I am a Clinical Psychologist (Ph.D). I have used NLP as a component of what I do as a psychotherapist for many years. I think this book is excellent on several levels. It is an NLP book, but it is more than that. It comes from an NLP perspective and does very well explaining and synthesizing the use of the NLP in the context of psychotherapy. What is unique about the book is that it links NLP techniques with the models used by other forms of therapy. Further it sites research, gives quality examples, and makes connections between several diverse approaches.
First the book provides a useful discussion of how NLP relates to neurology. It discusses several aspects of the model (representational, systems, submodalities, emotional states, etc.) and relates it how the brain functions. A discussion of the state-dependent qualities of neural encoding and the implications of this for intervention was fascinating. I have read many NLP books and Dr. Bolstad's presentation of this material was the clearest, most science based, linkage between NLP and how the brain functions that I have read.

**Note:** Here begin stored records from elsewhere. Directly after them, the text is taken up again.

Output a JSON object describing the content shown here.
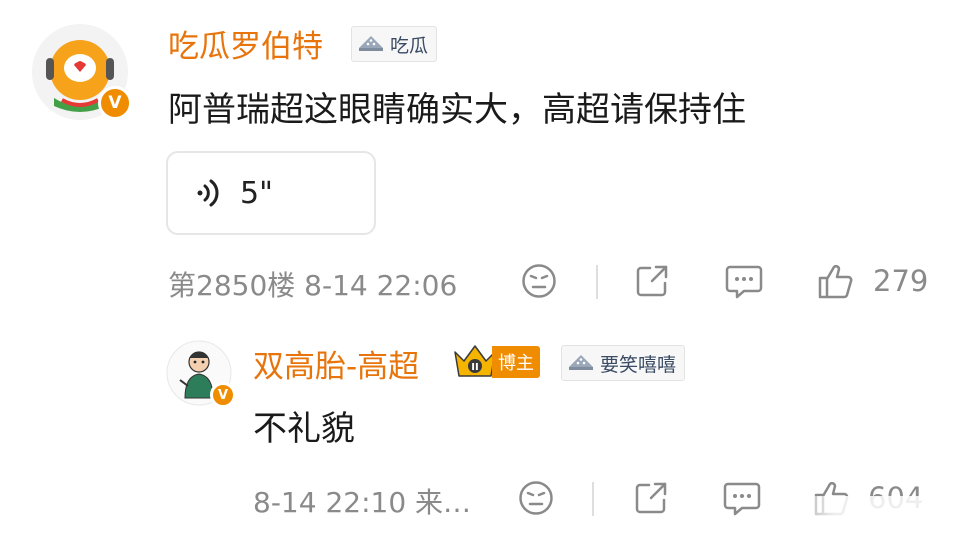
{
  "main_comment": {
    "username": "吃瓜罗伯特",
    "tag_label": "吃瓜",
    "text": "阿普瑞超这眼睛确实大，高超请保持住",
    "voice_length": "5\"",
    "meta": "第2850楼 8-14 22:06",
    "like_count": "279"
  },
  "reply": {
    "username": "双高胎-高超",
    "crown_label": "博主",
    "tag_label": "要笑嘻嘻",
    "text": "不礼貌",
    "meta": "8-14 22:10 来…",
    "like_count": "604"
  },
  "colors": {
    "username": "#e8740c",
    "vip_badge": "#f08c00",
    "meta_gray": "#8a8a8a"
  },
  "icons": [
    "emoji-neutral-icon",
    "share-icon",
    "comment-icon",
    "thumbs-up-icon",
    "watermelon-icon",
    "crown-icon",
    "voice-wave-icon",
    "verified-v-icon"
  ]
}
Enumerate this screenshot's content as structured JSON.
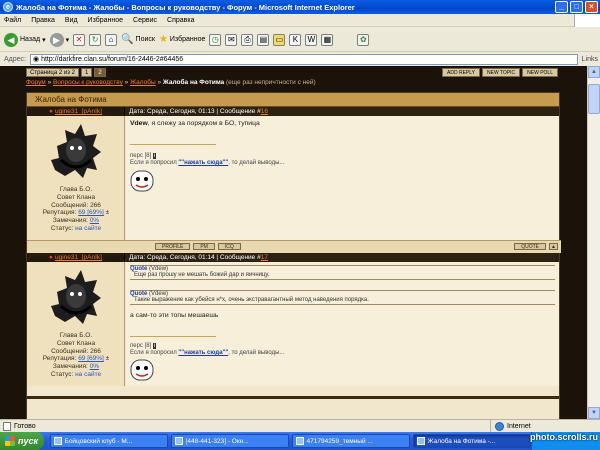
{
  "window": {
    "title": "Жалоба на Фотима - Жалобы - Вопросы к руководству - Форум - Microsoft Internet Explorer"
  },
  "menu": [
    "Файл",
    "Правка",
    "Вид",
    "Избранное",
    "Сервис",
    "Справка"
  ],
  "toolbar": {
    "back_label": "Назад",
    "search_label": "Поиск",
    "favorites_label": "Избранное"
  },
  "address": {
    "label": "Адрес:",
    "url": "http://darkfire.clan.su/forum/16-2446-2#64456",
    "links_label": "Links"
  },
  "pagination": {
    "label": "Страница 2 из",
    "total": "2",
    "pages": [
      "1",
      "2"
    ],
    "current": "2"
  },
  "topic_buttons": [
    "ADD REPLY",
    "NEW TOPIC",
    "NEW POLL"
  ],
  "breadcrumb": {
    "items": [
      "Форум",
      "Вопросы к руководству",
      "Жалобы"
    ],
    "separator": "»",
    "current": "Жалоба на Фотима",
    "subtitle": "(еще раз непричтности с ней)"
  },
  "forum_title": "Жалоба на Фотима",
  "posts": [
    {
      "author": "ugine31_[pAnIk]",
      "date": "Дата: Среда, Сегодня, 01:13",
      "msg_label": "Сообщение #",
      "msg_no": "16",
      "text_bold": "Vdew",
      "text": ", я слежу за порядком в БО, тупица",
      "rank": "Глава Б.О.",
      "group": "Совет Клана",
      "posts_count": "Сообщений: 266",
      "rep_label": "Репутация:",
      "rep_value": "69 [69%]",
      "warn_label": "Замечания:",
      "warn_value": "0%",
      "status_label": "Статус:",
      "status_value": "на сайте",
      "sig_line1": "перс [8]",
      "sig_line2_pre": "Если я попросил ",
      "sig_link": "\"\"нажать сюда\"\"",
      "sig_line2_post": ", то делай выводы..."
    },
    {
      "author": "ugine31_[pAnIk]",
      "date": "Дата: Среда, Сегодня, 01:14",
      "msg_label": "Сообщение #",
      "msg_no": "17",
      "quote1_label": "Quote",
      "quote1_author": "(Vdew)",
      "quote1_text": "Еще раз прошу не мешать божий дар и яичницу.",
      "quote2_label": "Quote",
      "quote2_author": "(Vdew)",
      "quote2_text": "Такие выражение как убейся н*х, очень экстравагантный метод наведения порядка.",
      "text": "а сам-то эти топы мешаешь",
      "rank": "Глава Б.О.",
      "group": "Совет Клана",
      "posts_count": "Сообщений: 266",
      "rep_label": "Репутация:",
      "rep_value": "69 [69%]",
      "warn_label": "Замечания:",
      "warn_value": "0%",
      "status_label": "Статус:",
      "status_value": "на сайте",
      "sig_line1": "перс [8]",
      "sig_line2_pre": "Если я попросил ",
      "sig_link": "\"\"нажать сюда\"\"",
      "sig_line2_post": ", то делай выводы..."
    }
  ],
  "post_buttons": [
    "PROFILE",
    "PM",
    "ICQ"
  ],
  "quote_button": "QUOTE",
  "status": {
    "text": "Готово",
    "zone": "Internet"
  },
  "taskbar": {
    "start": "пуск",
    "tasks": [
      "Бойцовский клуб - М...",
      "[448-441-323] - Окн...",
      "471794259_темный ...",
      "Жалоба на Фотима -..."
    ],
    "active_index": 3
  },
  "watermark": "photo.scrolls.ru"
}
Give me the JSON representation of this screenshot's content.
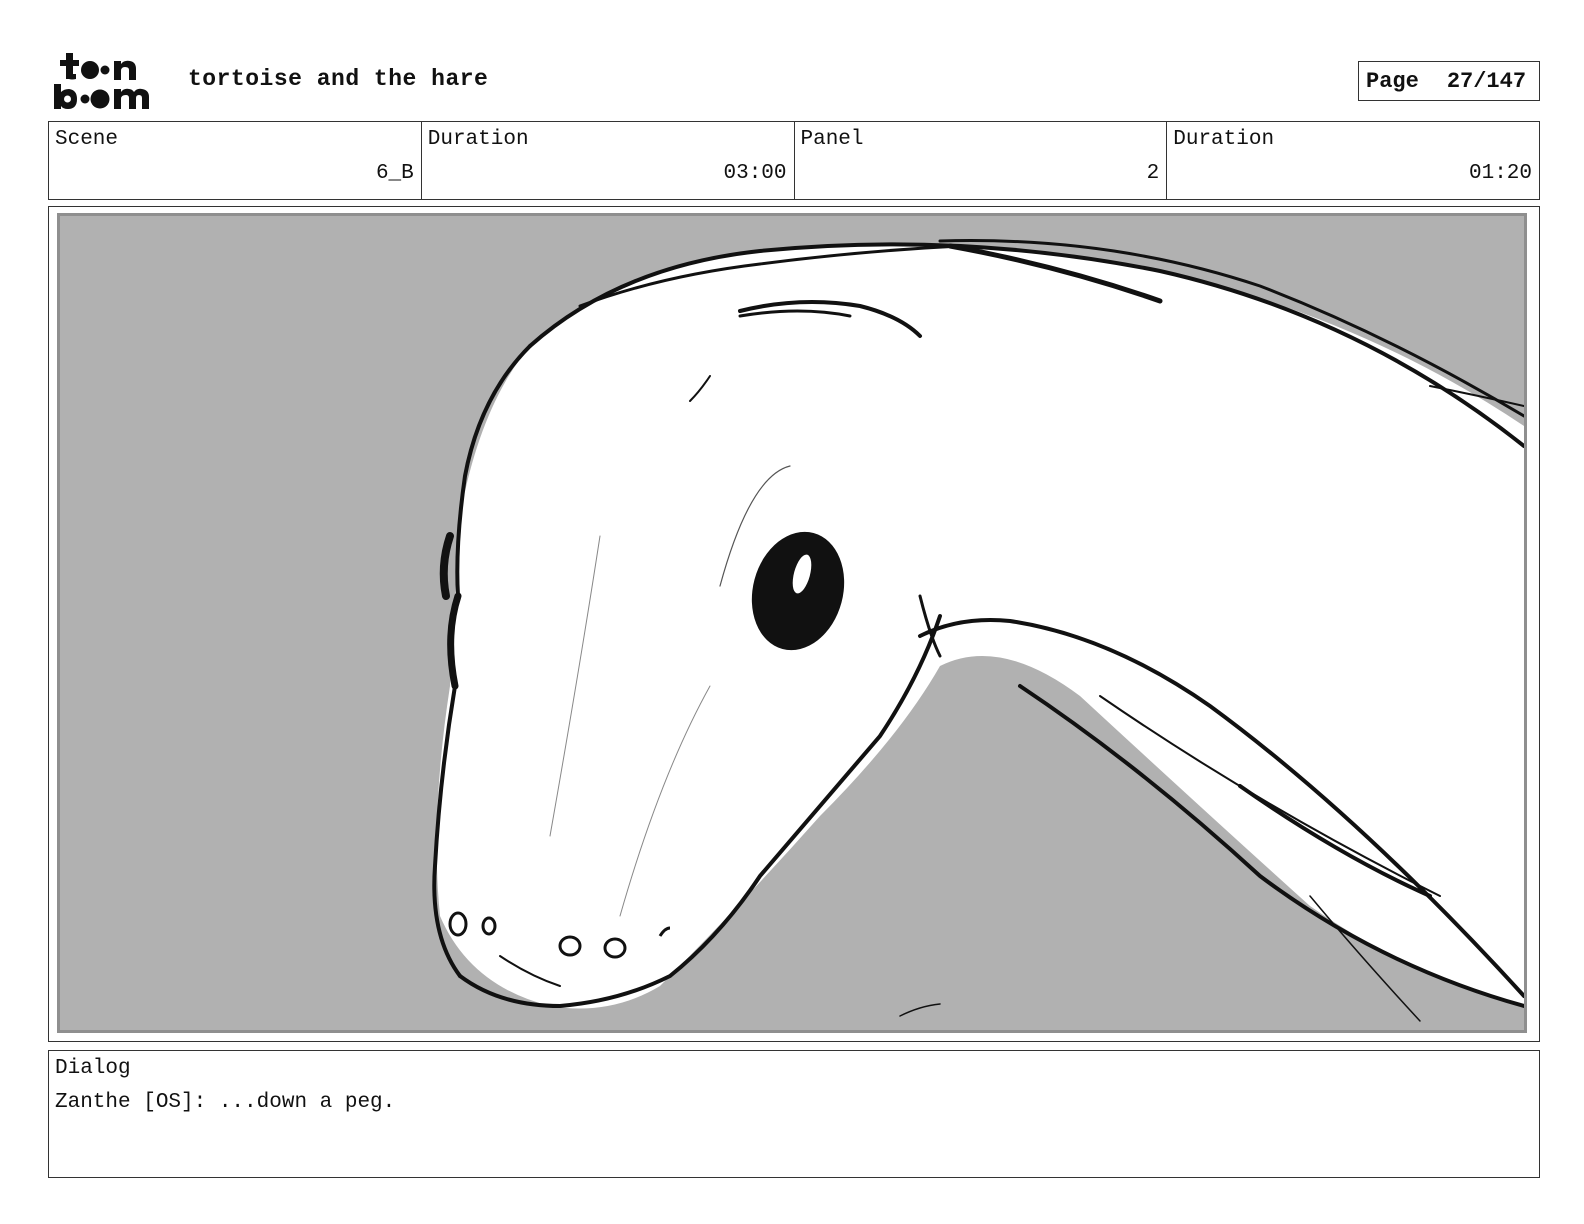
{
  "header": {
    "logo_text": "toon boom",
    "project_title": "tortoise and the hare",
    "page_label": "Page",
    "page_value": "27/147"
  },
  "info": {
    "scene_label": "Scene",
    "scene_value": "6_B",
    "scene_duration_label": "Duration",
    "scene_duration_value": "03:00",
    "panel_label": "Panel",
    "panel_value": "2",
    "panel_duration_label": "Duration",
    "panel_duration_value": "01:20"
  },
  "panel": {
    "background_color": "#b1b1b1",
    "subject_icon": "long-neck-creature-sketch"
  },
  "dialog": {
    "label": "Dialog",
    "text": "Zanthe [OS]: ...down a peg."
  }
}
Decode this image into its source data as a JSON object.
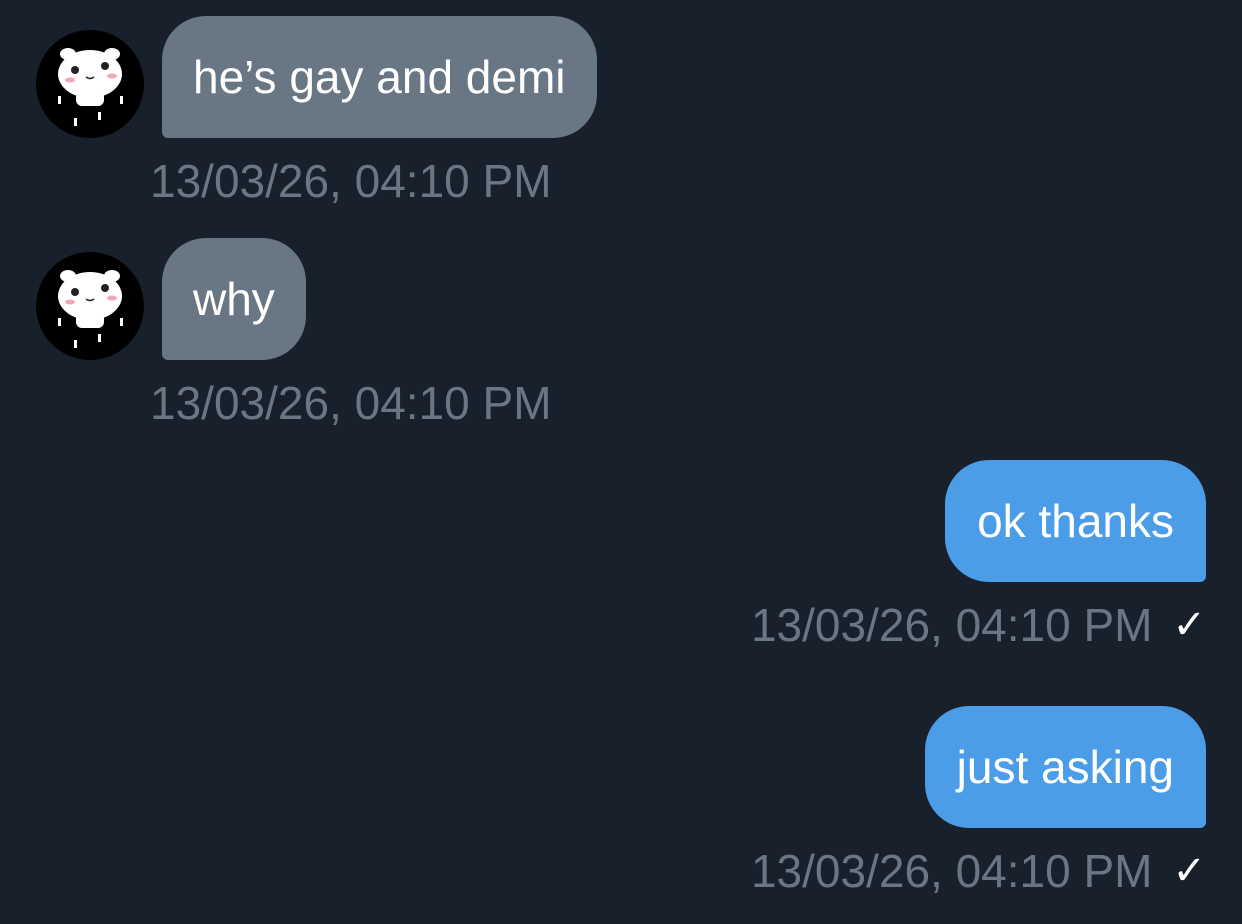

The next section of the book categorizes NLP interventions into ten categories (such as anchoring, tasking, and linguistic reframing etc.) and goes through each, gives a case example, and then describes how these processes are evident in other models of psychotherapy. This section left me wanting more, as it was both provocative and integrative.
The last major section of the book presents the RESOLVE model, which is essentially a brief solution focused psychotherapy approach, informed by NLP propositions (and presuppositions). Because of the ideas the author chooses to explain and explore this was much more than his slant on brief therapy. For instance he describes a Personal Strengths model, relating NLP terms to Jung's model of personality! The implications of his model to choosing the appropriate interventions are very useful and compelling.
In sum this book impressed me. It is packed with useful information, explanation, and ideas to consider. It is extensively referenced, citing research, other NLP developers' ideas, and indeed non-NLP models of change. This is not a book focused on NLP "pyrotechnics" (his term), rather it is integrative and practical. It notes that NLP frames are useful for explaining what therapist from many orientations do, while respecting what others do. Psychotherapist, NLP practitioners and trainers, and researchers should read this book. I recommend it very highly.